A cloud platform is a set of virtual machines and the infrastructure for them. It includes: networks, subnets, routing rules, firewalls, and virtual disks. This is the foundation of a cloud provider, Infrastructure as a Service (IaaS). At the base layer of the cloud, you can buy or rent these or other resources: databases, Kubernetes, Hadoop.
Building services above the base tier is more difficult. You need to be sure that all services, not just yours, are up and running. An example is a PaaS that runs on a Kubernetes infrastructure, namely the master node group, on which the management plane functions: kube-apiserver, scheduler, controller-manager and database. They manage the Kubernetes cluster and distribute the load. There is also a group of worker nodes on which these workloads are executed.
When the Kubernetes container starts up, the latter “runs” on one of these nodes. Communication begins: the masters join together in a quorum, exchanging data. The wizard also communicates with the vorkers and tells them what to do, and what to do if any of the nodes break. Everything happens inside the network, and such a cluster has a load balancer that distributes traffic to the master nodes.
We can’t just deploy Kubernetes on top of the infrastructure via Terraform, this process is hard to control. Something can go wrong and we can’t react quickly. And we need to react, so we have a consistent process that looks like this:
This is a flowchart of creating a Kubernetes cluster in a cloud infrastructure. Some steps and branching are omitted, but the general logic is like this:
- Initialize, create and configure the network
- Create and configure the master node
- Configure the management plane
- Create and start the worker node
- Reconfigure and start up the remaining resources
- Test availability and release the cluster to the client
How did we test?
There’s such a thing as a test pyramid, it shows the ratio of tests in the project. At the bottom are Unit-Tests, which should be the majority, then come Integration Tests, then End-to-end, Functional and other tests. They are more expensive to write and run, but you need less of them because almost everything is covered by Unit-tests. That’s exactly the scheme we started with.
It turned out that most popular methods don’t suit our project because it is based on distributed sequential processes executed asynchronously.
What disadvantages did we find?
Let’s analyze each type of tests separately:
Unit tests: generally good, but there are nuances. First – they don’t allow us to cover a multi-step process. Second, because of the specifics of our processes Unit-tests are often inefficient: we don’t have any individual small functions, but we do have domain logic.
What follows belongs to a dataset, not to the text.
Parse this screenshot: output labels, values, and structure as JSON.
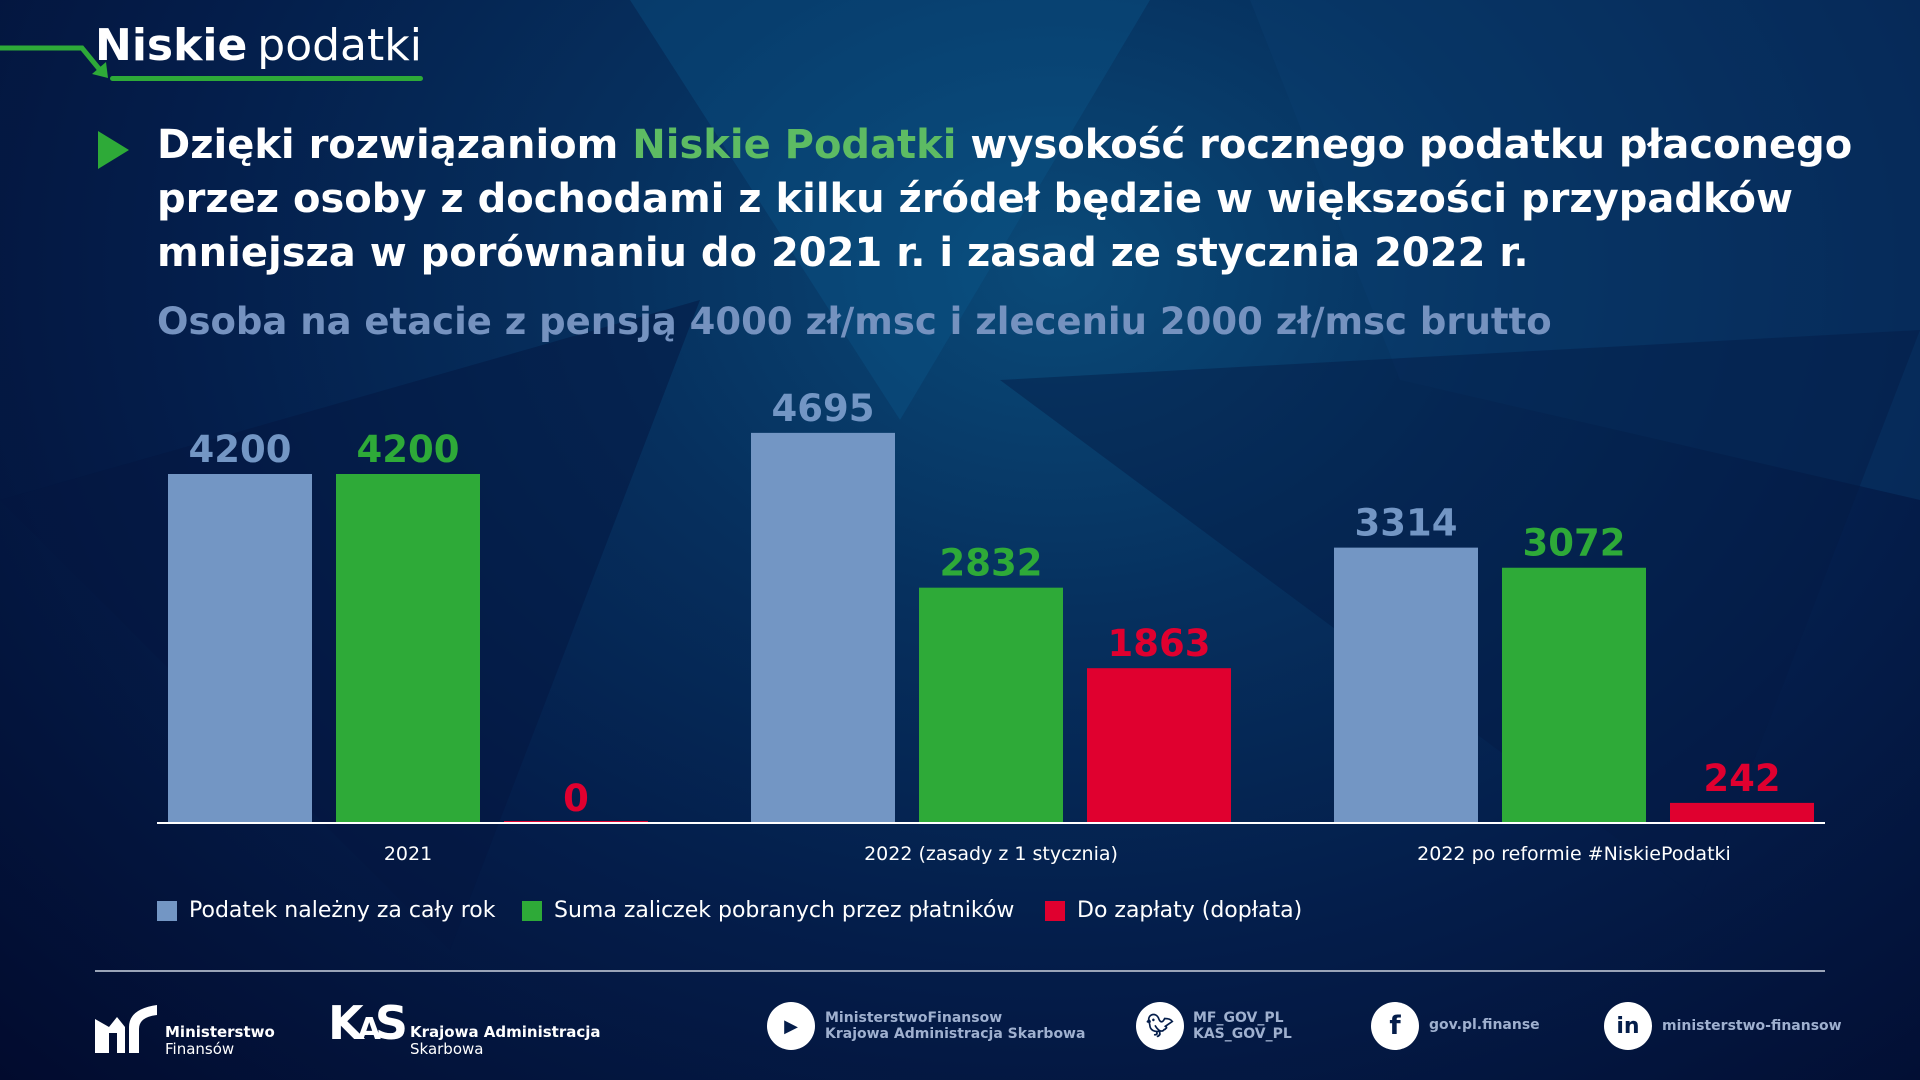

We develop services as part of domain driven design, and the logic is combined around domains and aggregators. For each step we have to prepare the state of the domain, then perform the step and run tests. Unit tests don’t lend themselves well to DDD, because in our case DDD is very much about working with states. Can this be covered by integration tests?
Integration tests have pros, but there are obvious cons. They are expensive to run and not well suited for logic testing. An integration test is good to write when it is the interaction with the database that must be tested. There is a fixed number of SQL-queries, and we write a test for each of them. But a large number of logical operations leads to branching of scenarios. Conducting an integration test for each of them is long and expensive, hard to write and maintain.
End-to-end tests. They are good, but they are also long and difficult to write. Such tests are hard to maintain: every time the services change, you need to change the tests too. The frequency of change is roughly equal to the number of tests multiplied by the number of services. In addition, it is almost impossible to raise the entire environment at once. If your service is running a virtualization infrastructure – you can’t just emulate that infrastructure, you have to run virtual machines and networks, which is expensive and not always possible.
And what about API tests, you ask? There’s an ambiguity here: our API is quite thin, there are some rest entities that the frontend works with, and behind them there’s a layer of technical, infrastructure and business logic that changes faster than the API. In addition, not everything works through the API – there are some processes inside the service: autoscaling, autohealing, working with persistent volume.